Aspiration to what? I had no idea. Perhaps only to this level of energy, a level of desire as raw and as self-confident as this. Having been brought up with middle-brow classical music, in a refugee blend of timidity, hysteria and expectation, You Really Got Me arrived at the door like a not quite permitted, not quite legitimate friend of a friend, someone you had to be careful of, someone not to be let into the house, and, ideally, avoided.
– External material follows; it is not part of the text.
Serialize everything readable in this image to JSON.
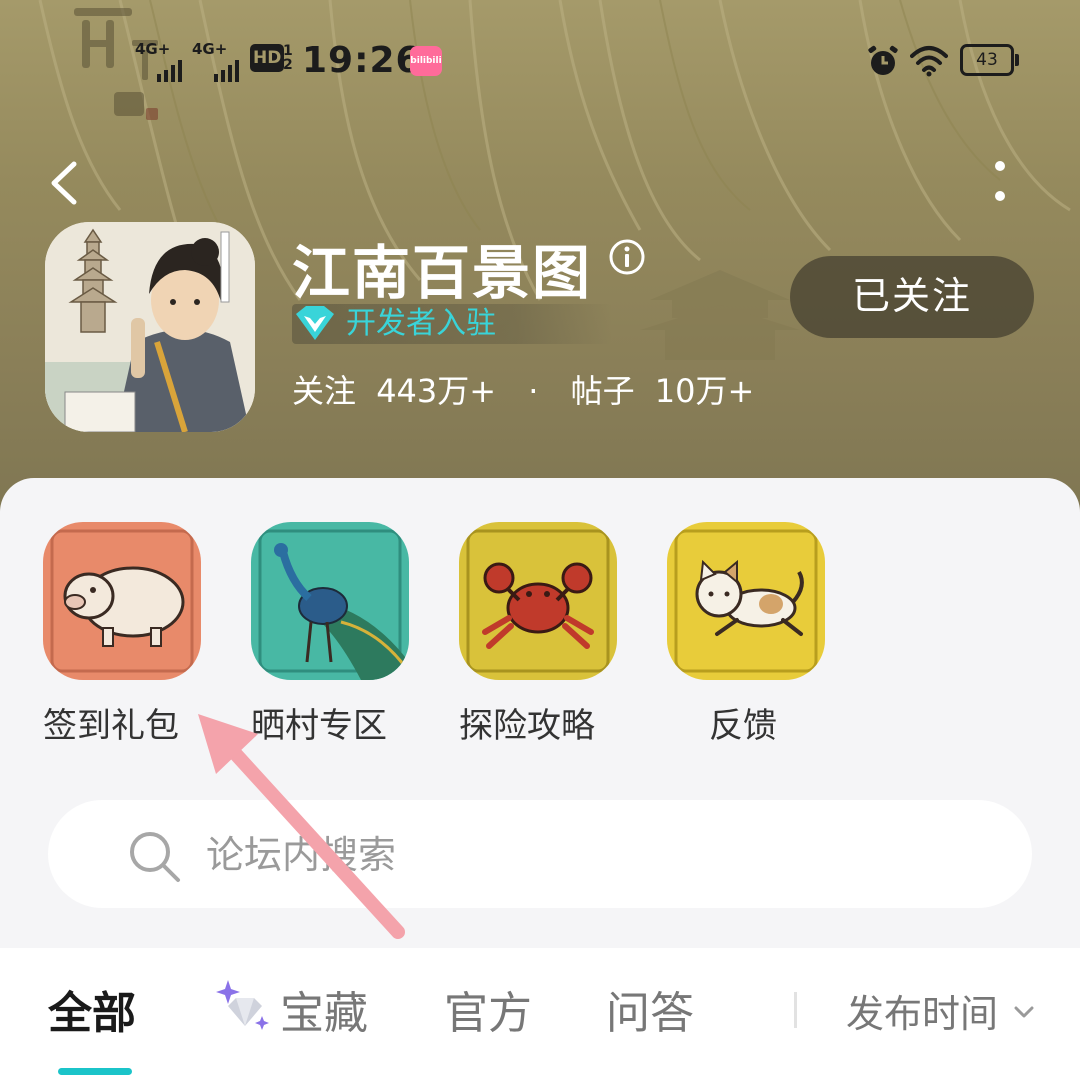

But what can you do? Those first five notes go straight into your spine and hit you very hard. Furthermore it was not only my spine it was pounding through, but through the very air. F-G-G-F-G. For something is happening here and you don't know what it is, do you Mr Jones? It was the sound of pavements breaking, something hammering through.


Anonymous said...

"Aspiration to what? I had no idea." Referring back to last week's conversation about young male suicide, I think you might be onto something here. One of the downsides to having a youth culture come to predominance is that, for those who buy into it, there isn't anything to aspire to (in quite the same way) afterwards.

Furthermore, as you say, aspire to what, exactly? and, yes, aspiration to a certain set of elevated emotional states - importantly, emotional states that are explicitly unusual in everyday working life.

If someone takes it all too seriously, where is there to grow up to, to look forward to and work towards in your forties, fifties, sixties, seventies, eighties and beyond? That's quite a lot of life to have looking like aftermath and decline. Especially if that drive to experience peak states ends up in a drugs spiral or in isolation from community and family acceptance and esteem.

I'd throw in Nick Hornby's comment about so much popular music (not "You Really Got Me" mind you) is written in (theoretically depressive) minor keys. Did he have a point? 20s, 30s, 40s, 50s and early 60s stuff was much more cheerful generally than what came later.

Especially when times are tough, jobs hard to come by, society hard to get into on an equal basis and no clear sexual role to fulfil exists any more.

It all adds up to only a tiny snippet of a contribution to an explanation of high young male suicide rates, naturally, but there might be something in it.

Don't know what other people think. Psychobabble, or is there something in all this?

Great idea for a series, and cracking start. Can't wait for the others in successive weeks.

George S said...

Furthermore, as you say, aspire to what, exactly? and, yes, aspiration to a certain set of elevated emotional states - importantly, emotional states that are explicitly unusual in everyday working life.

I do think this is a serious argument, Anon. I remember - a long time ago now - seeing interviews with young, mainly black, schoolkids. What did they want to do? asked the interview. They wanted to be rock stars, of course. Anything else? Any fallback? No.

Let me die a young man's death, wrote Roger McGough (then a reasonably young man).

Hope I die before I get old - The Who

A pattern seems to be emerging, doesn't it?

And aren't they (and even we - assuming you might me be of much the same generation as I am, forgive me if not) the children of the post-post-post Romantic period, squaring up to the thought of the Sublime, but without the aid of literature or revolution. or indeed a lifebelt of any sort? Ever less responsible, ever more jejune, ever more lost and without a role.

T-t-t-talking 'bout my generation, etc. But more of the one after.